Ich schob ihn in den Garten und stellte ihn an den Tisch, an dem auch Parker saß und rauchte. Ich blickte mich um und sah, dass wieder einige Rosenbüsche dazugekommen waren. Jaydon liebte Rosen. Er war Gärtner und lebte förmlich für seinen Beruf. Er hatte es sogar geschafft die Rosen zu kreuzen, dass eine gänzlich neue Art entstanden war. Die Jaydon Rose, oder wie sie auch unter den Gärtnern gerne genannt wurde, die Dankbare, weil sie wirklich sehr robust und wunderschön Aprikosenfarben war. Dafür erhielt er diverse Preise.

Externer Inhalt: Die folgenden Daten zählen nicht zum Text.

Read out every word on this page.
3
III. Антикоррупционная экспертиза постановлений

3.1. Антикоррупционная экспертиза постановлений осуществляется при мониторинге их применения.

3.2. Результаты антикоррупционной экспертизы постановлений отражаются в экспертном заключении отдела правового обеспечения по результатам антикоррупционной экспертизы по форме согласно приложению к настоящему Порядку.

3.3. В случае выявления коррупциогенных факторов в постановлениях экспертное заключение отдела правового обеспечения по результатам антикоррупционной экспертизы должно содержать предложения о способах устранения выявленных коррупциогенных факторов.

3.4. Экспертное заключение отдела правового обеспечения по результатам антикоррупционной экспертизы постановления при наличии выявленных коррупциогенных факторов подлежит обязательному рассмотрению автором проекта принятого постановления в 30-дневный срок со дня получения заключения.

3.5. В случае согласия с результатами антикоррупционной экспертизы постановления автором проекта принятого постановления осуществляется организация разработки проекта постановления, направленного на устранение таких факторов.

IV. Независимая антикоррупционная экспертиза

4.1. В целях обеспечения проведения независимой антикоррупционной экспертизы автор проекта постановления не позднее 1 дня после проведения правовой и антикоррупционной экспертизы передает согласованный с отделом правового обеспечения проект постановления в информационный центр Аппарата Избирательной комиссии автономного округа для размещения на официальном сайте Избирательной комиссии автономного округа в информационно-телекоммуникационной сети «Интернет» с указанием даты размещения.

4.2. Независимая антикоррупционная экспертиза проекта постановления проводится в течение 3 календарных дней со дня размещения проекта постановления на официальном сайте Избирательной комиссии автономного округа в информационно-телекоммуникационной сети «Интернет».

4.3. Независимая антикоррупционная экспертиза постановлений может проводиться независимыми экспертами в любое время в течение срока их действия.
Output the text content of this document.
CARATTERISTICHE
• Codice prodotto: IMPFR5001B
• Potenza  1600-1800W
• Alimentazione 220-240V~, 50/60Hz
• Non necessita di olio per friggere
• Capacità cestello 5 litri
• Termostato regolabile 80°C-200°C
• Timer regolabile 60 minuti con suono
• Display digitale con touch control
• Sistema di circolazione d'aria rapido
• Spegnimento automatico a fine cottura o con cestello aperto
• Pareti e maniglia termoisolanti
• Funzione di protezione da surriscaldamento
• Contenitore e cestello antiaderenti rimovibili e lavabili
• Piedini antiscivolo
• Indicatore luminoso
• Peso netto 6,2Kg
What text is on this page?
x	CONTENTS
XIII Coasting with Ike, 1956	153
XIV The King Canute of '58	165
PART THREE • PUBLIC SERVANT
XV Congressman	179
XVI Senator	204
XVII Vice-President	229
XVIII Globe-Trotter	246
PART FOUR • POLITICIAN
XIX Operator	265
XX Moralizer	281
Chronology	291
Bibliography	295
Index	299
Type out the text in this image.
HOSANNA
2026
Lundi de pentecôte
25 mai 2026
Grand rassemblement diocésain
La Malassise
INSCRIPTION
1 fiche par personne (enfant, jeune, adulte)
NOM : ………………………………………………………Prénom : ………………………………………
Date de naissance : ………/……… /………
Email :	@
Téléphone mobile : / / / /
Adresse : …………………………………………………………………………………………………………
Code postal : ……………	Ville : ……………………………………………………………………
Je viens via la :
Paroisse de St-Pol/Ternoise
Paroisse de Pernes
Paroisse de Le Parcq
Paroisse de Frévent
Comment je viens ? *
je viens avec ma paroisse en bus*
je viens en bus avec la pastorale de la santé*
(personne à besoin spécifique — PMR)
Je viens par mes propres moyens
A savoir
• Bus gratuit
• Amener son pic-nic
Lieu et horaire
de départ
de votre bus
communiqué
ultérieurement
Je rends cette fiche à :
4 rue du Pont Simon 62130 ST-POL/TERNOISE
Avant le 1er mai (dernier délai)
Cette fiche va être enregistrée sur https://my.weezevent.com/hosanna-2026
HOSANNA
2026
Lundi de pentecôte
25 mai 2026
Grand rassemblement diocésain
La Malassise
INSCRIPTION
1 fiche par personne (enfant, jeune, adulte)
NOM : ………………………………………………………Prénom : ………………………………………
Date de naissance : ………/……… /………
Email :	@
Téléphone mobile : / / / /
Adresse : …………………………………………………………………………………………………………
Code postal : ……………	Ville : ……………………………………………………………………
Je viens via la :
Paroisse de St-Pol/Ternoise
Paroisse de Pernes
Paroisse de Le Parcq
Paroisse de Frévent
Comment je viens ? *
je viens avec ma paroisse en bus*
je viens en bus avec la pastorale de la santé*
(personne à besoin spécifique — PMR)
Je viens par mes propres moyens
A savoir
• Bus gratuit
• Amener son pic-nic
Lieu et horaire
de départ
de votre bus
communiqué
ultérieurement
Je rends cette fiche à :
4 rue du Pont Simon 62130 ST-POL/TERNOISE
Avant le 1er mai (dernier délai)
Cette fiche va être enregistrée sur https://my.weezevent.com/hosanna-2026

Ich setzte mich ebenfalls an den Tisch, schenkte mir etwas Tee ein und nahm mir eins von den Croissants, die Parker wahrscheinlich noch gekauft hatte, bevor er nach Hause gefahren war. Tee und Croissant, Parker kannte mich gut, sonst hätte er nicht, die Nervennahrung für mich besorgt. Er kannte mich sogar so gut, dass er seine Spitzfindigkeiten beiseitegeschoben hatte und einfach wartete, bis ich mit dem Erzählen anfing. Nur wusste ich nicht, wie und wo ich anfangen sollte. Stattdessen unterhielten wir uns über das Wetter, über die Wall Street, über die neuen steuerlichen Abgaben und sonst so belangloses Zeug. Bis Parker endlich sagte, dass wir mal losfahren sollten, da sonst die Fische nicht mehr anbeißen würden und er am Abend, noch was auf dem Tisch haben wollte.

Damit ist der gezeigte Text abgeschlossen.